Whether by design or accident, the Washington Post left out key information (Pelosi's 2007 statement, comments by Senators Graham, Goss & Rockefeller and CIA deputy IG McCarthy's accusations about CIA lying in their briefings to Congress) from their multiple pieces about Pelosi this weekend that the readers deserve to know about. The Post also has a duty to explain to it's readers why this happened and to set the record straight or we might begin to believe that this is a deliberate CIA misinformation campaign, similiar to what happened to Barry Goldwater back in 1984, only this time instead of the New York Times being used to disseminate the disinformation, it's the Washington Post.
Update: Emptywheel also critiques the Washington Post's Pelosi coverage
Update 2: Battochio has an excellent piece up at Vagabond Scholar: Torture Versus Freedom
Great catch, thanks!
ReplyDeleteSo: Briefings, whatever their content, broke all the rules about full committee vs. gang of 8, presidential finding, presidential letter, location, staffers. No mention of this whatsoever in any Post coverage, and not any other corp media coverage either; only in a NYT op ed by former CTC deputy counsel.
Pelosi, Graham, Obey: CIA's briefings report is riddled with errors, provably so because of Graham's and Obey's contemporaneous notes. CIA never briefed in 2002 that water torture was already being used. Term "EITs" also not in use in 2002, so even fewere conclusions can be drawn about what Pelosi and Goss were told.
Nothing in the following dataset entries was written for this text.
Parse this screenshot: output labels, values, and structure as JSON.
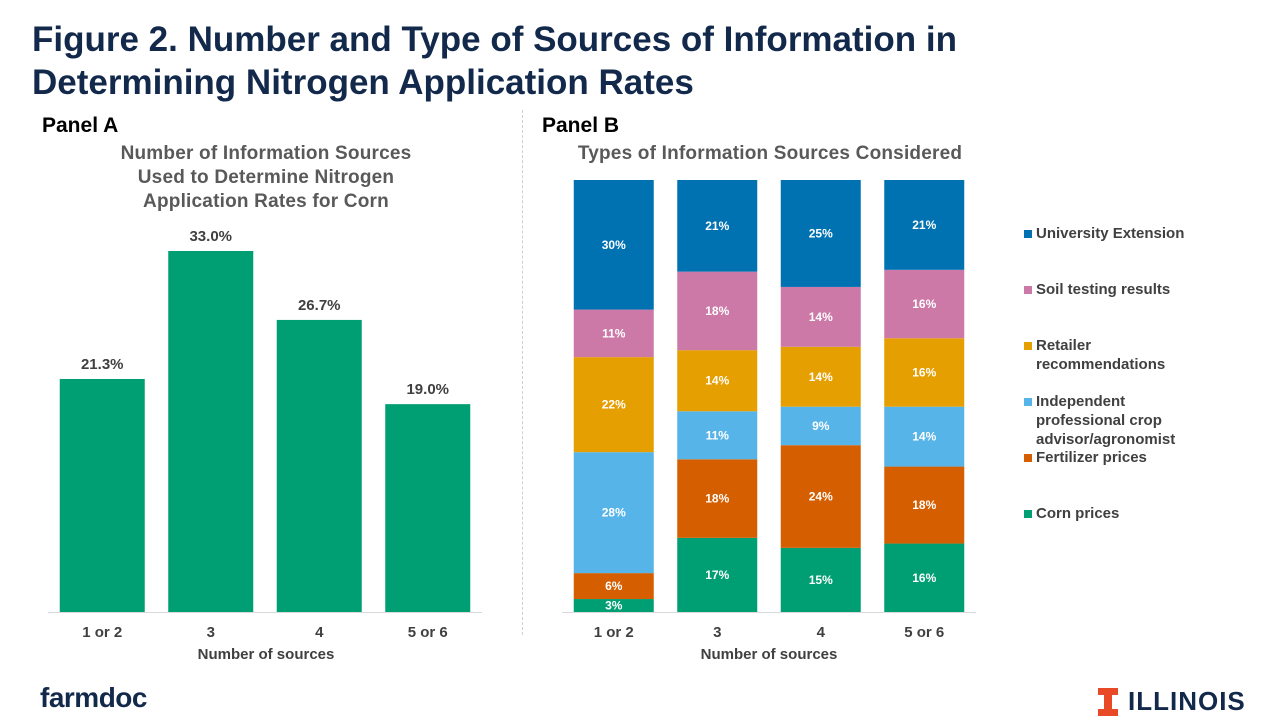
{
  "title": {
    "line1": "Figure 2. Number and Type of Sources of Information in",
    "line2": "Determining Nitrogen Application Rates"
  },
  "panel_a": {
    "label": "Panel A",
    "chart_title": [
      "Number of Information Sources",
      "Used to Determine Nitrogen",
      "Application Rates for Corn"
    ]
  },
  "panel_b": {
    "label": "Panel B",
    "chart_title": "Types of Information Sources Considered"
  },
  "footer": {
    "left_logo": "farmdoc",
    "right_logo": "ILLINOIS",
    "right_logo_icon": "block-i-icon"
  },
  "colors": {
    "title": "#13294b",
    "bar_green": "#009e73",
    "university_extension": "#0072b2",
    "soil_testing": "#cc79a7",
    "retailer": "#e69f00",
    "independent": "#56b4e9",
    "fertilizer": "#d55e00",
    "corn": "#009e73",
    "illinois_orange": "#e84a27"
  },
  "chart_data": [
    {
      "type": "bar",
      "categories": [
        "1 or 2",
        "3",
        "4",
        "5 or 6"
      ],
      "values": [
        21.3,
        33.0,
        26.7,
        19.0
      ],
      "data_labels": [
        "21.3%",
        "33.0%",
        "26.7%",
        "19.0%"
      ],
      "title": "Number of Information Sources Used to Determine Nitrogen Application Rates for Corn",
      "xlabel": "Number of sources",
      "ylabel": "",
      "ylim": [
        0,
        40
      ],
      "grid": false,
      "legend": "none"
    },
    {
      "type": "bar",
      "stacked": "percent",
      "categories": [
        "1 or 2",
        "3",
        "4",
        "5 or 6"
      ],
      "series": [
        {
          "name": "Corn prices",
          "values": [
            3,
            17,
            15,
            16
          ],
          "labels": [
            "3%",
            "17%",
            "15%",
            "16%"
          ],
          "color": "#009e73"
        },
        {
          "name": "Fertilizer prices",
          "values": [
            6,
            18,
            24,
            18
          ],
          "labels": [
            "6%",
            "18%",
            "24%",
            "18%"
          ],
          "color": "#d55e00"
        },
        {
          "name": "Independent professional crop advisor/agronomist",
          "values": [
            28,
            11,
            9,
            14
          ],
          "labels": [
            "28%",
            "11%",
            "9%",
            "14%"
          ],
          "color": "#56b4e9"
        },
        {
          "name": "Retailer recommendations",
          "values": [
            22,
            14,
            14,
            16
          ],
          "labels": [
            "22%",
            "14%",
            "14%",
            "16%"
          ],
          "color": "#e69f00"
        },
        {
          "name": "Soil testing results",
          "values": [
            11,
            18,
            14,
            16
          ],
          "labels": [
            "11%",
            "18%",
            "14%",
            "16%"
          ],
          "color": "#cc79a7"
        },
        {
          "name": "University Extension",
          "values": [
            30,
            21,
            25,
            21
          ],
          "labels": [
            "30%",
            "21%",
            "25%",
            "21%"
          ],
          "color": "#0072b2"
        }
      ],
      "title": "Types of Information Sources Considered",
      "xlabel": "Number of sources",
      "ylabel": "",
      "ylim": [
        0,
        100
      ],
      "grid": false,
      "legend": "right",
      "legend_entries": [
        {
          "text": "University Extension",
          "color": "#0072b2"
        },
        {
          "text": "Soil testing results",
          "color": "#cc79a7"
        },
        {
          "text": "Retailer\nrecommendations",
          "color": "#e69f00"
        },
        {
          "text": "Independent\nprofessional crop\nadvisor/agronomist",
          "color": "#56b4e9"
        },
        {
          "text": "Fertilizer prices",
          "color": "#d55e00"
        },
        {
          "text": "Corn prices",
          "color": "#009e73"
        }
      ]
    }
  ]
}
McCarthy: CIA lied in Congressional briefings.
Panetta: Not vouching for accuracy of briefings document.
Goss's account doesn't even contradict Pelosi's.
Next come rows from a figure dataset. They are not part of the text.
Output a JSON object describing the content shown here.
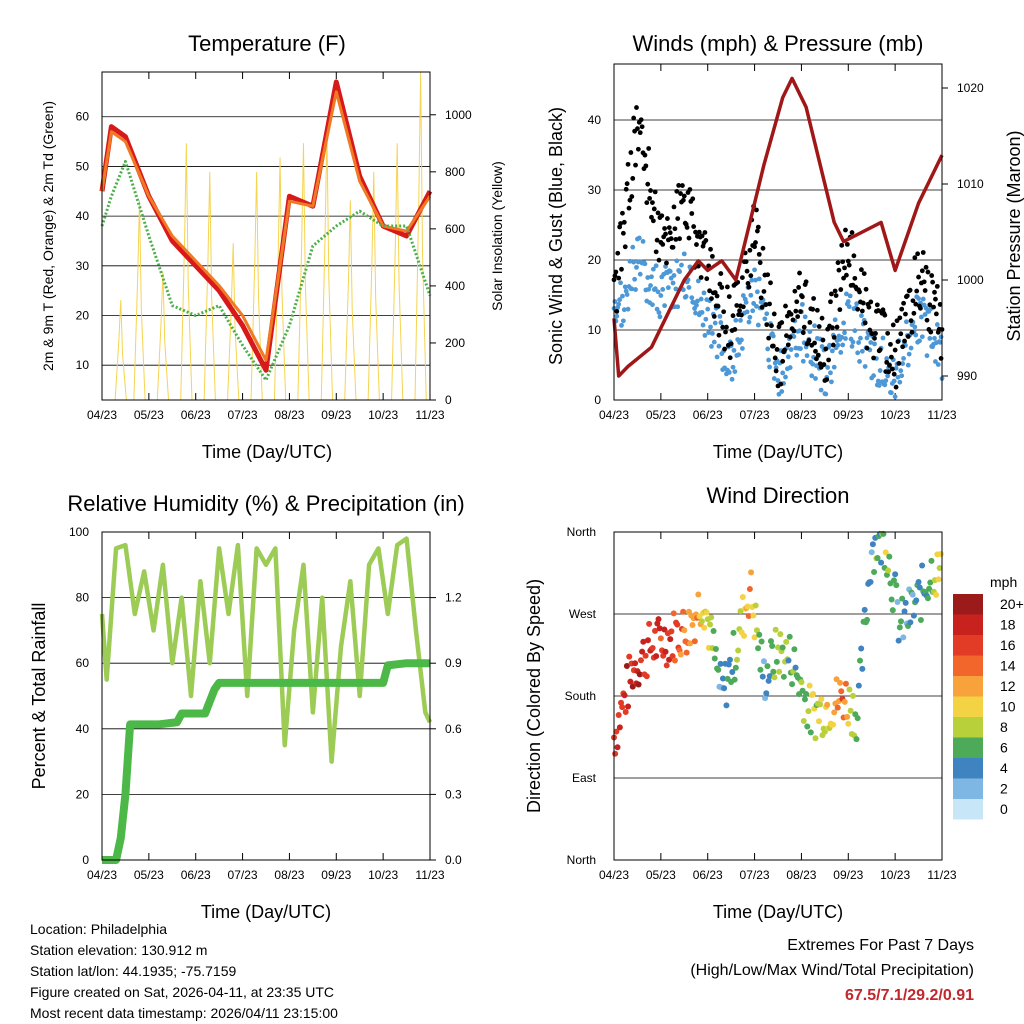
{
  "x_tick_labels": [
    "04/23",
    "05/23",
    "06/23",
    "07/23",
    "08/23",
    "09/23",
    "10/23",
    "11/23"
  ],
  "x_axis_title": "Time (Day/UTC)",
  "colors": {
    "temp_red": "#d7191c",
    "temp_orange": "#f07a24",
    "dewpoint_green": "#4daf4a",
    "solar_yellow": "#f5d451",
    "wind_blue": "#4d98d6",
    "gust_black": "#000000",
    "pressure_maroon": "#a01717",
    "rh_lightgreen": "#9ccc56",
    "precip_green": "#4cb848",
    "grid": "#000000"
  },
  "chart_data": [
    {
      "id": "temperature",
      "type": "line",
      "title": "Temperature (F)",
      "xlabel": "Time (Day/UTC)",
      "ylabel": "2m & 9m T (Red, Orange) & 2m Td (Green)",
      "y2label": "Solar Insolation (Yellow)",
      "ylim": [
        3,
        69
      ],
      "y2lim": [
        0,
        1150
      ],
      "yticks": [
        10,
        20,
        30,
        40,
        50,
        60
      ],
      "y2ticks": [
        0,
        200,
        400,
        600,
        800,
        1000
      ],
      "grid": true,
      "x": [
        0,
        0.2,
        0.5,
        1.0,
        1.5,
        2.0,
        2.5,
        3.0,
        3.5,
        4.0,
        4.5,
        5.0,
        5.5,
        6.0,
        6.5,
        7.0
      ],
      "series": [
        {
          "name": "2m T",
          "color": "#d7191c",
          "values": [
            45,
            58,
            56,
            44,
            35,
            30,
            25,
            18,
            9,
            44,
            42,
            67,
            48,
            38,
            36,
            45
          ]
        },
        {
          "name": "9m T",
          "color": "#f07a24",
          "values": [
            45,
            57,
            55,
            44,
            36,
            31,
            26,
            20,
            11,
            43,
            42,
            65,
            47,
            38,
            37,
            44
          ]
        },
        {
          "name": "2m Td",
          "color": "#4daf4a",
          "values": [
            38,
            44,
            51,
            36,
            22,
            20,
            22,
            14,
            7,
            18,
            34,
            38,
            41,
            38,
            38,
            24
          ]
        },
        {
          "name": "Solar Insolation",
          "color": "#f5d451",
          "axis": "y2",
          "peaks_x": [
            0.4,
            0.8,
            1.3,
            1.8,
            2.3,
            2.8,
            3.3,
            3.8,
            4.3,
            4.8,
            5.3,
            5.8,
            6.3,
            6.8
          ],
          "peaks": [
            350,
            700,
            450,
            900,
            800,
            550,
            800,
            850,
            900,
            950,
            700,
            800,
            900,
            1150
          ]
        }
      ]
    },
    {
      "id": "winds",
      "type": "scatter",
      "title": "Winds (mph) & Pressure (mb)",
      "xlabel": "Time (Day/UTC)",
      "ylabel": "Sonic Wind & Gust (Blue, Black)",
      "y2label": "Station Pressure (Maroon)",
      "ylim": [
        0,
        48
      ],
      "y2lim": [
        987.5,
        1022.5
      ],
      "yticks": [
        0,
        10,
        20,
        30,
        40
      ],
      "y2ticks": [
        990,
        1000,
        1010,
        1020
      ],
      "grid": true,
      "x": [
        0,
        0.5,
        1.0,
        1.5,
        2.0,
        2.5,
        3.0,
        3.5,
        4.0,
        4.5,
        5.0,
        5.5,
        6.0,
        6.5,
        7.0
      ],
      "series": [
        {
          "name": "Sonic Wind",
          "color": "#4d98d6",
          "values": [
            10,
            20,
            15,
            18,
            12,
            6,
            16,
            3,
            10,
            4,
            12,
            6,
            4,
            12,
            7
          ]
        },
        {
          "name": "Gust",
          "color": "#000000",
          "values": [
            14,
            40,
            22,
            28,
            18,
            10,
            24,
            6,
            15,
            6,
            22,
            10,
            6,
            18,
            10
          ]
        },
        {
          "name": "Station Pressure",
          "color": "#a01717",
          "axis": "y2",
          "x": [
            0,
            0.1,
            0.3,
            0.8,
            1.2,
            1.5,
            1.8,
            2.0,
            2.3,
            2.6,
            2.9,
            3.2,
            3.6,
            3.8,
            4.1,
            4.4,
            4.7,
            4.9,
            5.3,
            5.7,
            6.0,
            6.5,
            6.8,
            7.0
          ],
          "values": [
            996,
            990,
            991,
            993,
            997,
            1000,
            1002,
            1001,
            1002,
            1000,
            1006,
            1012,
            1019,
            1021,
            1018,
            1012,
            1006,
            1004,
            1005,
            1006,
            1001,
            1008,
            1011,
            1013
          ]
        }
      ]
    },
    {
      "id": "humidity",
      "type": "line",
      "title": "Relative Humidity (%) & Precipitation (in)",
      "xlabel": "Time (Day/UTC)",
      "ylabel": "Percent & Total Rainfall",
      "ylim": [
        0,
        100
      ],
      "y2lim": [
        0,
        1.5
      ],
      "yticks": [
        0,
        20,
        40,
        60,
        80,
        100
      ],
      "y2ticks": [
        "0.0",
        "0.3",
        "0.6",
        "0.9",
        "1.2"
      ],
      "grid": true,
      "series": [
        {
          "name": "Relative Humidity",
          "color": "#9ccc56",
          "x": [
            0,
            0.1,
            0.3,
            0.5,
            0.7,
            0.9,
            1.1,
            1.3,
            1.5,
            1.7,
            1.9,
            2.1,
            2.3,
            2.5,
            2.7,
            2.9,
            3.1,
            3.3,
            3.5,
            3.7,
            3.9,
            4.1,
            4.3,
            4.5,
            4.7,
            4.9,
            5.1,
            5.3,
            5.5,
            5.7,
            5.9,
            6.1,
            6.3,
            6.5,
            6.7,
            6.9,
            7.0
          ],
          "values": [
            75,
            55,
            95,
            96,
            75,
            88,
            70,
            90,
            60,
            80,
            50,
            85,
            60,
            95,
            75,
            96,
            50,
            95,
            90,
            95,
            35,
            70,
            90,
            45,
            80,
            30,
            65,
            85,
            50,
            90,
            95,
            75,
            96,
            98,
            70,
            45,
            42
          ]
        },
        {
          "name": "Total Precipitation",
          "color": "#4cb848",
          "axis": "y2",
          "x": [
            0,
            0.3,
            0.4,
            0.5,
            0.6,
            1.2,
            1.6,
            1.7,
            2.2,
            2.4,
            2.5,
            4.5,
            6.0,
            6.1,
            6.5,
            7.0
          ],
          "values": [
            0,
            0,
            0.1,
            0.3,
            0.62,
            0.62,
            0.63,
            0.67,
            0.67,
            0.78,
            0.81,
            0.81,
            0.81,
            0.89,
            0.9,
            0.9
          ]
        }
      ]
    },
    {
      "id": "direction",
      "type": "scatter",
      "title": "Wind Direction",
      "xlabel": "Time (Day/UTC)",
      "ylabel": "Direction (Colored By Speed)",
      "ylim": [
        0,
        360
      ],
      "ytick_labels": [
        "North",
        "East",
        "South",
        "West",
        "North"
      ],
      "grid": true,
      "colorbar": {
        "title": "mph",
        "labels": [
          "20+",
          "18",
          "16",
          "14",
          "12",
          "10",
          "8",
          "6",
          "4",
          "2",
          "0"
        ],
        "colors": [
          "#9b1b1b",
          "#c8221f",
          "#e23b26",
          "#f2662b",
          "#f8a23c",
          "#f3d243",
          "#b8d13b",
          "#4caa59",
          "#3f83c1",
          "#7fb7e4",
          "#c7e6f8"
        ]
      },
      "series": [
        {
          "name": "Direction",
          "x": [
            0,
            0.4,
            0.8,
            1.2,
            1.6,
            1.9,
            2.3,
            2.6,
            2.9,
            3.2,
            3.5,
            3.8,
            4.2,
            4.6,
            4.9,
            5.2,
            5.5,
            5.8,
            6.1,
            6.5,
            6.8,
            7.0
          ],
          "values": [
            135,
            210,
            235,
            245,
            255,
            290,
            180,
            230,
            300,
            200,
            230,
            220,
            160,
            170,
            180,
            160,
            345,
            350,
            255,
            285,
            320,
            310
          ],
          "speeds": [
            16,
            18,
            17,
            16,
            14,
            10,
            3,
            6,
            14,
            2,
            8,
            6,
            8,
            10,
            14,
            5,
            4,
            8,
            4,
            4,
            8,
            10
          ]
        }
      ]
    }
  ],
  "colorbar_title": "mph",
  "info": {
    "location": "Location: Philadelphia",
    "elevation": "Station elevation: 130.912 m",
    "latlon": "Station lat/lon: 44.1935; -75.7159",
    "created": "Figure created on Sat, 2026-04-11, at 23:35 UTC",
    "latest": "Most recent data timestamp: 2026/04/11 23:15:00"
  },
  "extremes": {
    "title": "Extremes For Past 7 Days",
    "subtitle": "(High/Low/Max Wind/Total Precipitation)",
    "values": "67.5/7.1/29.2/0.91"
  }
}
Shelby contradicts Graham, but his credibility is low: he leaked info in 2002, and it's looking more and more as if the leak was done at the behest of Cheney to give him the tools he needed to intimidate the intel committees into not complaining about illegally irregular and incomplete briefings.
And, of course, it's pretty obvious that the CIA lied to Congress about the destruction of the tapes, and (as Schakowsky is now pointing out and Hoekstra used to be concerned about) they lied to Congress about the shoot-down of a missionary plane in Peru.
So, despite the Post's best efforts, I think this line of distraction is not only not going to work but is going to boomerang on them.
Nell
Thanks for a great summary, Nell. I forgot about the term EIT not being used in 2002. All of these problems and yet the Post and the rest of the establishment media are trying to drive Pelosi out of office? Yeah, right.
ReplyDeleteWhen this whole thing has played out (at the end of investigations) there should be a lot of very embarrassed people in the establishment media. They are losing what little credibility they had the longer this gets dragged out and they more they resist actually reporting the facts. I consider what they're doing journalistic malpractice.